For students who graduated earlier this year and those still studying, the employment prospects remain bleak. Just-in-time recruitment, the Fourth Industrial Revolution, digitisation and artificial intelligence are all compounding against the context of a global pandemic and economic downturn.
As we stand out from COVID-19, there has been new career information counselling suited to the volatile, uncertain, complex and ambiguous or ‘VUCA’ world in the situation we are in right now.
Not long ago, thousands of students participated in a job fair that met face-to-face with many employers trying to find the job of their dreams. This scenario is reminiscent of the phrase “shooting fish in a bucket” in the early 20th century because no one can go wrong: employers know where students will be, and students know where to find work.
This is similar to the card game ‘Go Fish’ as nobody can travel and there are fewer jobs, the game changes and is more like guessing, bluffing and occasional skill.
In the UK in 2020, after the largest monthly increase in the unemployment rate, at least 30% of college students lost their jobs between March and April. At the same time, the competition for employment is unprecedentedly high since the beginning of the year, vacancies have fallen by 77%, with an average of 100 graduates competing for each position.
At least 20% of top UK employers have suspended their graduate recruitment selection process and stopped providing job opportunities for college pass outs.
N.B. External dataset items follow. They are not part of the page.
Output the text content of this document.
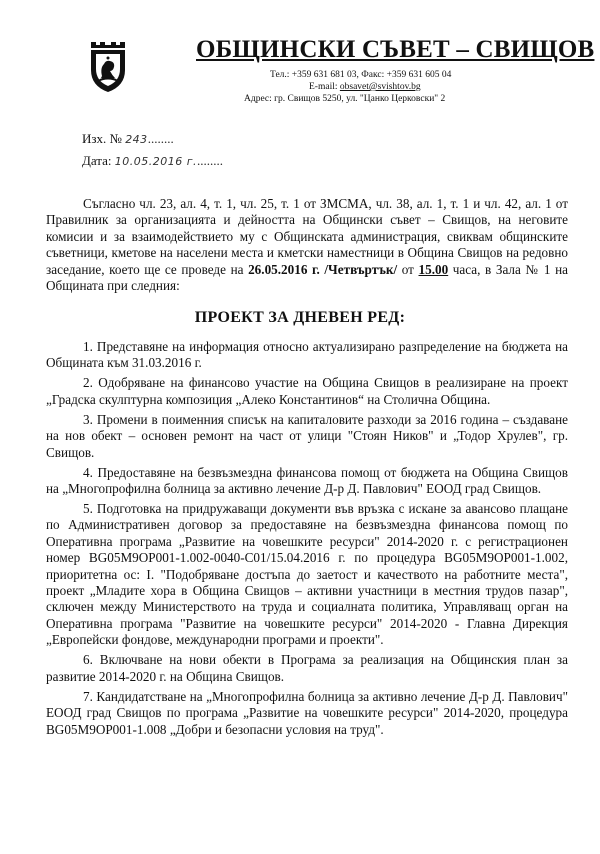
ОБЩИНСКИ СЪВЕТ – СВИЩОВ
Тел.: +359 631 681 03, Факс: +359 631 605 04
E-mail: obsavet@svishtov.bg
Адрес: гр. Свищов 5250, ул. "Цанко Церковски" 2
Изх. № 243........
Дата: 10.05.2016 г.........
Съгласно чл. 23, ал. 4, т. 1, чл. 25, т. 1 от ЗМСМА, чл. 38, ал. 1, т. 1 и чл. 42, ал. 1 от Правилник за организацията и дейността на Общински съвет – Свищов, на неговите комисии и за взаимодействието му с Общинската администрация, свиквам общинските съветници, кметове на населени места и кметски наместници в Община Свищов на редовно заседание, което ще се проведе на 26.05.2016 г. /Четвъртък/ от 15.00 часа, в Зала № 1 на Общината при следния:
ПРОЕКТ ЗА ДНЕВЕН РЕД:
1. Представяне на информация относно актуализирано разпределение на бюджета на Общината към 31.03.2016 г.
2. Одобряване на финансово участие на Община Свищов в реализиране на проект „Градска скулптурна композиция „Алеко Константинов“ на Столична Община.
3. Промени в поименния списък на капиталовите разходи за 2016 година – създаване на нов обект – основен ремонт на част от улици "Стоян Ников" и „Тодор Хрулев", гр. Свищов.
4. Предоставяне на безвъзмездна финансова помощ от бюджета на Община Свищов на „Многопрофилна болница за активно лечение Д-р Д. Павлович" ЕООД град Свищов.
5. Подготовка на придружаващи документи във връзка с искане за авансово плащане по Административен договор за предоставяне на безвъзмездна финансова помощ по Оперативна програма „Развитие на човешките ресурси" 2014-2020 г. с регистрационен номер BG05M9OP001-1.002-0040-C01/15.04.2016 г. по процедура BG05M9OP001-1.002, приоритетна ос: I. "Подобряване достъпа до заетост и качеството на работните места", проект „Младите хора в Община Свищов – активни участници в местния трудов пазар", сключен между Министерството на труда и социалната политика, Управляващ орган на Оперативна програма "Развитие на човешките ресурси" 2014-2020 - Главна Дирекция „Европейски фондове, международни програми и проекти".
6. Включване на нови обекти в Програма за реализация на Общинския план за развитие 2014-2020 г. на Община Свищов.
7. Кандидатстване на „Многопрофилна болница за активно лечение Д-р Д. Павлович" ЕООД град Свищов по програма „Развитие на човешките ресурси" 2014-2020, процедура BG05M9OP001-1.008 „Добри и безопасни условия на труд".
Experts say that the real damage to new aspirants will not be fully understood until next year.
The Certified Personal Education Association warns that highly skilled graduates are reaching a “saturation point,” leaving unskilled workers out of work. it condemned his rigorous approach to countering weak productivity growth in the UK with a “conveyor belt of graduates.”
There are fears that the situation will not be sustainable, as the government estimates that 45% of students do not have enough income to pay off student loans.
The scenario is no better elsewhere in the world. According to the Institute of Student Employers’ summer 2020 report, COVID-19: Global impacts on graduate recruitment, the pandemic has a deep and detrimental impact on the global economy. Many nations are reporting dramatic rises in levels of joblessness, and there is growing evidence that these changes are having an inconsistent impact on young people.
The report reconnoitres how these economic changes affect graduate recruitment in 21 countries, and the results broadly reflect the problems of the UK graduate employment market.
The solutions are challenging but were foreshadowed in 2013 by Andy Chan, vice president for innovation and career development at Wake Forest University. He gave a TEDx talk, “Career Services Must Die”, where he challenged colleges and universities to rethink the traditional delivery of career services completely. Seven years later, he did an update.
“Sadly, not much has changed at the majority of college campuses; career services continue on pretty much as before – with dissatisfied students, alumni and employers having to struggle on their own. True breakthroughs in career services will come when higher education embraces career as part of its academic core instead of a fringe student affair offering.” He added.